An American in Nablus
Ahmad Yaish says he used to boast to his family and friends in the West Bank about American values of freedom and democracy after he moved back to Nablus, where he was born and raised. Those who remember his words then tell him that he was brainwashed. America is very unpopular here for its support of Israel and, like in most of the rest of the world, for its war in Iraq. Now, Ahmad says he hides the fact that he holds an American passport. He disagrees with American politics but he hopes to return. He is secretly planning to move his family there so that his two boys, ages 14 and 11, can have more opportunities and come of age far from the violence that has plagued this city.
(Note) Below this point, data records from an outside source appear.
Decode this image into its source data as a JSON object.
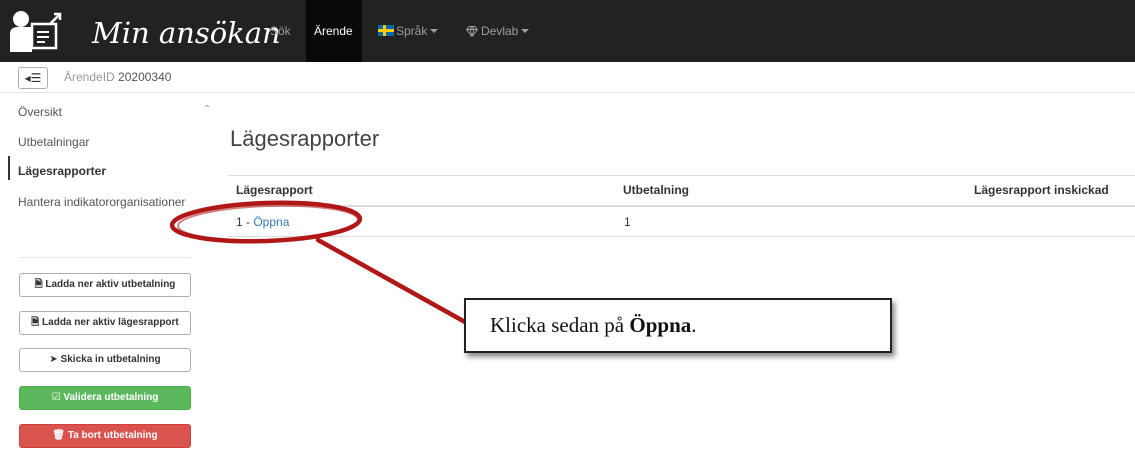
{
  "brand": {
    "title": "Min ansökan",
    "icon": "user-form-icon"
  },
  "nav": {
    "sok": "Sök",
    "arende": "Ärende",
    "sprak": "Språk",
    "devlab": "Devlab"
  },
  "subheader": {
    "toggle_icon": "◂☰",
    "case_label": "ÄrendeID",
    "case_id": "20200340"
  },
  "sidebar": {
    "items": [
      {
        "label": "Översikt"
      },
      {
        "label": "Utbetalningar"
      },
      {
        "label": "Lägesrapporter",
        "active": true
      },
      {
        "label": "Hantera indikatororganisationer"
      }
    ],
    "buttons": [
      {
        "label": "Ladda ner aktiv utbetalning",
        "icon": "file-pdf-icon"
      },
      {
        "label": "Ladda ner aktiv lägesrapport",
        "icon": "file-pdf-icon"
      },
      {
        "label": "Skicka in utbetalning",
        "icon": "send-icon"
      },
      {
        "label": "Validera utbetalning",
        "icon": "check-square-icon",
        "color": "#5cb85c"
      },
      {
        "label": "Ta bort utbetalning",
        "icon": "trash-icon",
        "color": "#d9534f"
      }
    ]
  },
  "main": {
    "title": "Lägesrapporter",
    "table": {
      "headers": [
        "Lägesrapport",
        "Utbetalning",
        "Lägesrapport inskickad"
      ],
      "rows": [
        {
          "prefix": "1 - ",
          "link": "Öppna",
          "utbetalning": "1",
          "inskickad": ""
        }
      ]
    }
  },
  "annotation": {
    "text_before": "Klicka sedan på ",
    "text_bold": "Öppna",
    "text_after": ".",
    "color": "#b01818"
  }
}
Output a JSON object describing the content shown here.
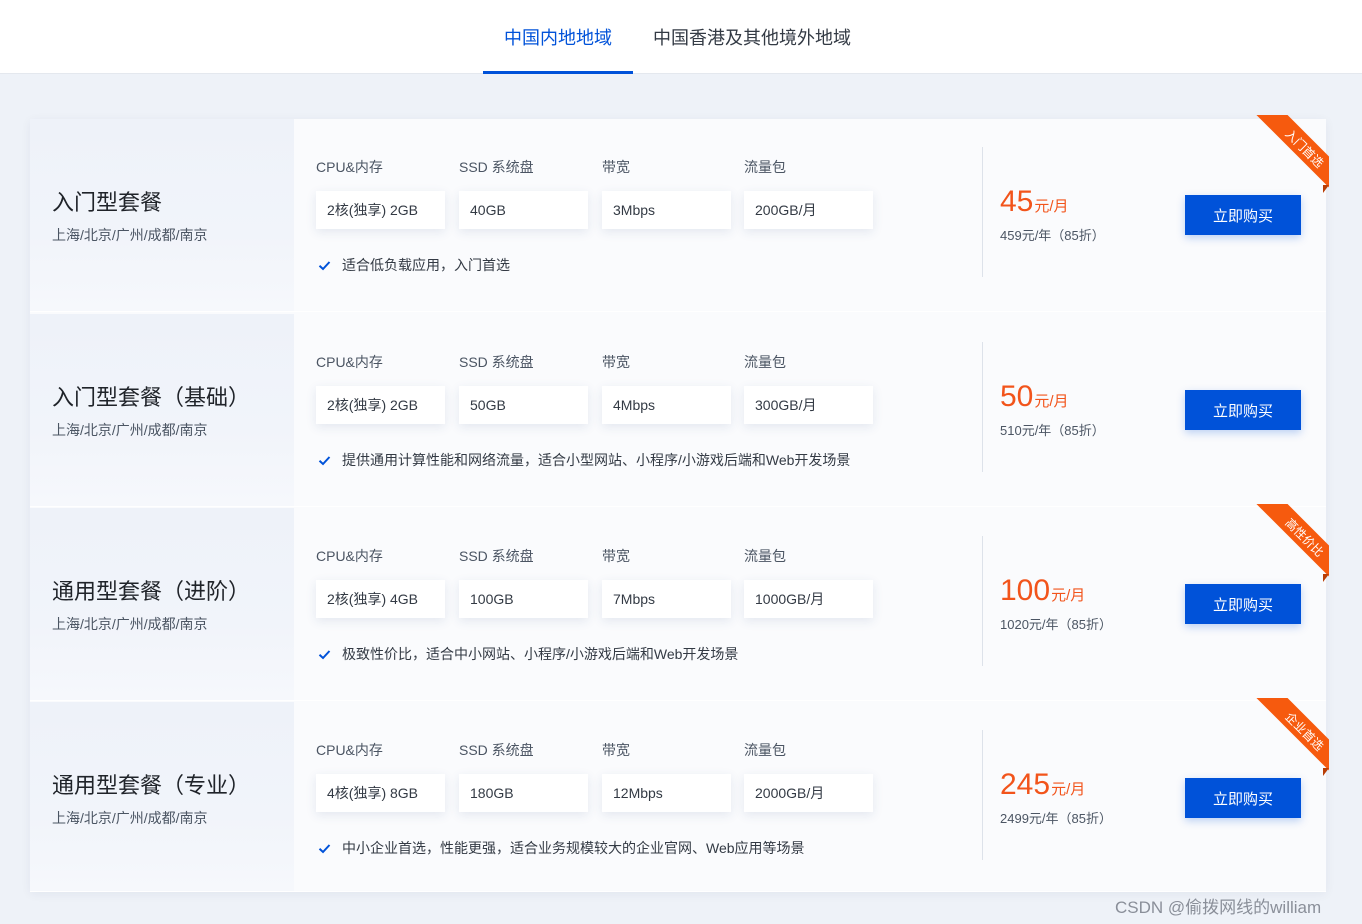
{
  "tabs": [
    {
      "label": "中国内地地域",
      "active": true
    },
    {
      "label": "中国香港及其他境外地域",
      "active": false
    }
  ],
  "spec_labels": [
    "CPU&内存",
    "SSD 系统盘",
    "带宽",
    "流量包"
  ],
  "colors": {
    "accent": "#0052d9",
    "price": "#f2541b",
    "ribbon": "#f65a0e"
  },
  "plans": [
    {
      "name": "入门型套餐",
      "regions": "上海/北京/广州/成都/南京",
      "specs": [
        "2核(独享) 2GB",
        "40GB",
        "3Mbps",
        "200GB/月"
      ],
      "feature": "适合低负载应用，入门首选",
      "price": "45",
      "price_unit": "元/月",
      "yearly": "459元/年（85折）",
      "button": "立即购买",
      "ribbon": "入门首选"
    },
    {
      "name": "入门型套餐（基础）",
      "regions": "上海/北京/广州/成都/南京",
      "specs": [
        "2核(独享) 2GB",
        "50GB",
        "4Mbps",
        "300GB/月"
      ],
      "feature": "提供通用计算性能和网络流量，适合小型网站、小程序/小游戏后端和Web开发场景",
      "price": "50",
      "price_unit": "元/月",
      "yearly": "510元/年（85折）",
      "button": "立即购买",
      "ribbon": ""
    },
    {
      "name": "通用型套餐（进阶）",
      "regions": "上海/北京/广州/成都/南京",
      "specs": [
        "2核(独享) 4GB",
        "100GB",
        "7Mbps",
        "1000GB/月"
      ],
      "feature": "极致性价比，适合中小网站、小程序/小游戏后端和Web开发场景",
      "price": "100",
      "price_unit": "元/月",
      "yearly": "1020元/年（85折）",
      "button": "立即购买",
      "ribbon": "高性价比"
    },
    {
      "name": "通用型套餐（专业）",
      "regions": "上海/北京/广州/成都/南京",
      "specs": [
        "4核(独享) 8GB",
        "180GB",
        "12Mbps",
        "2000GB/月"
      ],
      "feature": "中小企业首选，性能更强，适合业务规模较大的企业官网、Web应用等场景",
      "price": "245",
      "price_unit": "元/月",
      "yearly": "2499元/年（85折）",
      "button": "立即购买",
      "ribbon": "企业首选"
    }
  ],
  "watermark": "CSDN @偷拨网线的william"
}
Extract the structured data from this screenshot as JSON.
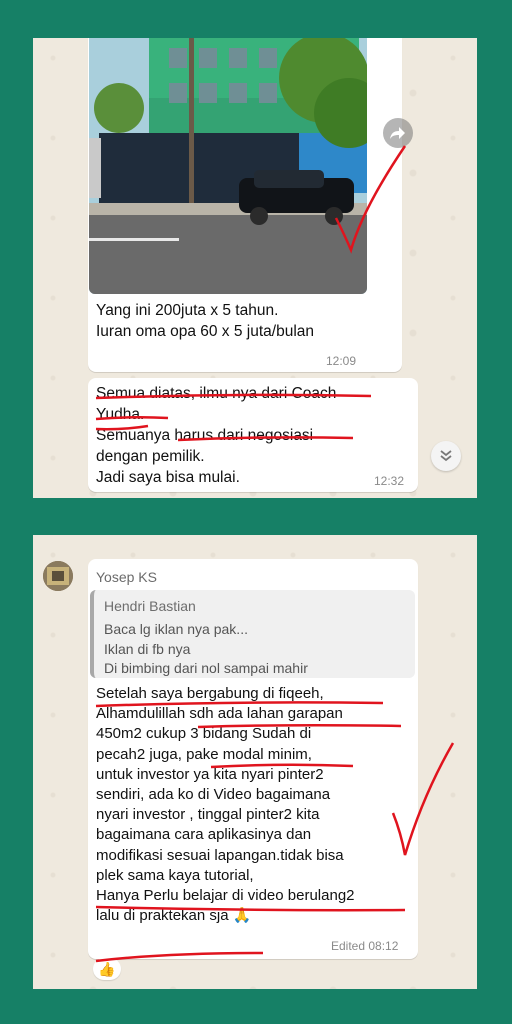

My friend, Emily, and I met Ahmad by chance last Friday in Nablus. He invited us to his home for lunch and to meet his family. His wife prepared kabob stuffed in fresh pita pockets. There was ground lamb meat, chunks of steak and chicken, liver, roasted tomatoes and onions, and lamb testicles. (The latter is Ahmad’s favorite; it tasted like tofu to me.) We were also served homemade french fries, the traditional chopped cucumber and tomato salad, hummous, tahina and baqdoonsiyeh. After lunch, we drank tea and ate mamool, a sugar cookie stuffed with date jam (ajweeyeh) or crushed pistachios (fustu’ halabi), a tradition at the Eid al-Fitr, the three-day end-of-Ramadan holiday, which began on Thursday.
During his last year of high school, Ahmad said he asked his English teacher where he could go in America for college. It had to be inexpensive or his father wouldn’t approve. So his teacher drew a big circle in the middle of a map of the United States and said that here, inside the circle, was the cheapest. Ahmad started at Oklahoma State University and graduated from the University of Nebraska. He wants to move his family to the Midwest, which he calls the real America. He moved back to Palestine in the early 1990s because he says he was tricked into believing that peace was in the works. (Thousands of Palestinian-Americans returned to their homeland during the 1990s; many have moved back to the United States.)
Ahmad manufactures and sells gold jewelry. He is the rare Palestinian who has business partners in Tel Aviv and travels frequently to the Gulf and to Europe. He has read the Old Testament and books on Jewish history in an effort to understand the Israelis. “I want to know what it is they want,” he told us. “I still don’t know.” Despite his American passport, he is unable to travel to Israeli cities and cannot fly in or out of Ben Gurion Airport in Tel Aviv simply because he is Palestinian. Italy, he says, used to be three hours away. Now, the journey requires a series of taxi rides to the Jordanian border, crossing through Israeli customs and immigration checks, which can take hours, and then a taxi to Amman and a flight from there. It took him one year, he says, to obtain permission from Israeli authorities to travel to the American consulate in East Jerusalem, part of the occupied West Bank which is now off-limits to most Palestinians.
Next summer, Ahmad plans to take his family on a one-month vacation of America, which he says will include a visit to his old haunts in Omaha, as well as Florida and a drive from Los Angeles to Lake Tahoe. If they like it, he will move them there and leave Palestine behind, perhaps for good.